Authentication errors on install

If you see a 401 or 403 when running npm install, pip install, or a Maven build after Cursor configures your project:

• Confirm the pull token was created for the correct ecosystem (java, python, or javascript).
• Check that the token hasn’t expired. The default TTL is 720 hours (30 days).
• For npm: verify your .npmrc has both the registry line and the auth line for the correct host.

Image not found / tag doesn’t exist

If Cursor references an image tag that doesn’t exist:

• Check available tags for the image in the Chainguard Images directory.
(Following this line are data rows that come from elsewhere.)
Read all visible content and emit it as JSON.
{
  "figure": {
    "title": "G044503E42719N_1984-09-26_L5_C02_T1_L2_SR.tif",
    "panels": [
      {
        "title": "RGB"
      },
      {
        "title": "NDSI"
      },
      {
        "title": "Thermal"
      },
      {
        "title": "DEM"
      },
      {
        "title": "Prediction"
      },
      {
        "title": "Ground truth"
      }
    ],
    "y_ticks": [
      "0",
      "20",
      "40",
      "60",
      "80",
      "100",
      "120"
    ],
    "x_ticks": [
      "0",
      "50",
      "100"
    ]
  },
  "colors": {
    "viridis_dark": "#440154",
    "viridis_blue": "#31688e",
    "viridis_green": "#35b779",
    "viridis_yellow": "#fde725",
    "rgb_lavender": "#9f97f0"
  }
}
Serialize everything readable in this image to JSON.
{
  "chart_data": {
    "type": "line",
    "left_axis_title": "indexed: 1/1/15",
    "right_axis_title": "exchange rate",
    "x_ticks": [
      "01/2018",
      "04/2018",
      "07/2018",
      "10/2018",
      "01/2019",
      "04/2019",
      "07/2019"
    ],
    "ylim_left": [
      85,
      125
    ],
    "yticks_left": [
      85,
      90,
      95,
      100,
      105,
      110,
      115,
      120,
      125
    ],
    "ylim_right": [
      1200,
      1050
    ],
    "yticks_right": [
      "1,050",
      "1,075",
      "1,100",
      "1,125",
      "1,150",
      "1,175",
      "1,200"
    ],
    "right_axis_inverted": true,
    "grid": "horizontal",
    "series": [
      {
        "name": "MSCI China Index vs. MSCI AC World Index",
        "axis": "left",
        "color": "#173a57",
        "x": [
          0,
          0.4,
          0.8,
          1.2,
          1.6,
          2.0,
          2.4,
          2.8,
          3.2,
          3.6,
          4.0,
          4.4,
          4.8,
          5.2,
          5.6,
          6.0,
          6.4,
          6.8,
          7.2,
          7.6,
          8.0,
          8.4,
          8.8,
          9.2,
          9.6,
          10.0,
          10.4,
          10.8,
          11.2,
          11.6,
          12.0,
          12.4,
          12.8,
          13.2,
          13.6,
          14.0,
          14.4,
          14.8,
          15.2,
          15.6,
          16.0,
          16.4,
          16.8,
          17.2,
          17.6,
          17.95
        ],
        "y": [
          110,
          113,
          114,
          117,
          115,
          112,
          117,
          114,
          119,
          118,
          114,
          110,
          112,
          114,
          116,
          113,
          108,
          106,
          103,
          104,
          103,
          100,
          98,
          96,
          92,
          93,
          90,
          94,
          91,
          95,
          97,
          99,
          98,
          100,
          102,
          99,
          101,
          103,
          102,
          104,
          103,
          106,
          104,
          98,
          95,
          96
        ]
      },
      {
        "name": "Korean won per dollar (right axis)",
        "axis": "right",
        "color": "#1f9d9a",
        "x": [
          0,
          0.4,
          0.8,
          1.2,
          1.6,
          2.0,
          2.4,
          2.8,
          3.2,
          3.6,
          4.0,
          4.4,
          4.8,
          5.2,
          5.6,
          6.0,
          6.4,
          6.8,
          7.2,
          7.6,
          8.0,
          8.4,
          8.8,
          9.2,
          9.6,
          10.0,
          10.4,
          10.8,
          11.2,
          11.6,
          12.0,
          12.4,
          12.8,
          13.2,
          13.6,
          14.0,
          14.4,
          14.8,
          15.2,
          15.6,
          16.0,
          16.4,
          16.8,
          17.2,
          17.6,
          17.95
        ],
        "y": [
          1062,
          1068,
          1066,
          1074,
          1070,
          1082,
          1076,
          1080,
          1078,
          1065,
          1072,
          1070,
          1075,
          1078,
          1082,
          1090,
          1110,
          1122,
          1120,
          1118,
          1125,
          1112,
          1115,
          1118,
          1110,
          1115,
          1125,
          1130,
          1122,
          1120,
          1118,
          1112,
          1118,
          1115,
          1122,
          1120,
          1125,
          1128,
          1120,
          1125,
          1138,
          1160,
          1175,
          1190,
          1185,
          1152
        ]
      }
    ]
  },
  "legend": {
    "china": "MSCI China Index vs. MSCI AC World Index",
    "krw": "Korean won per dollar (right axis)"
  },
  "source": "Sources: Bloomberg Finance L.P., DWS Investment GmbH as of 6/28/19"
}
Ensure that you have access to the tag.
• Use latest or latest-dev as a reliable starting point. Image digests are also available for production use.

Package not found / build fails after migration

If your build fails because a package is unavailable from Chainguard:

• JavaScript: The Chainguard Repository includes a configurable upstream fallback for npm packages; enable fallback if you want to pull from upstream when a package isn’t available from Chainguard.
• Python: To enable fallback to PyPI for unavailable packages, add extra-index-url = https://pypi.org/simple/ to your pip.conf or pyproject.toml.
• Java: To enable upstream fallback, add mavenCentral() after the Chainguard Libraries for Java repository in your Gradle configuration, or add Maven Central as a second repository entry in your pom.xml.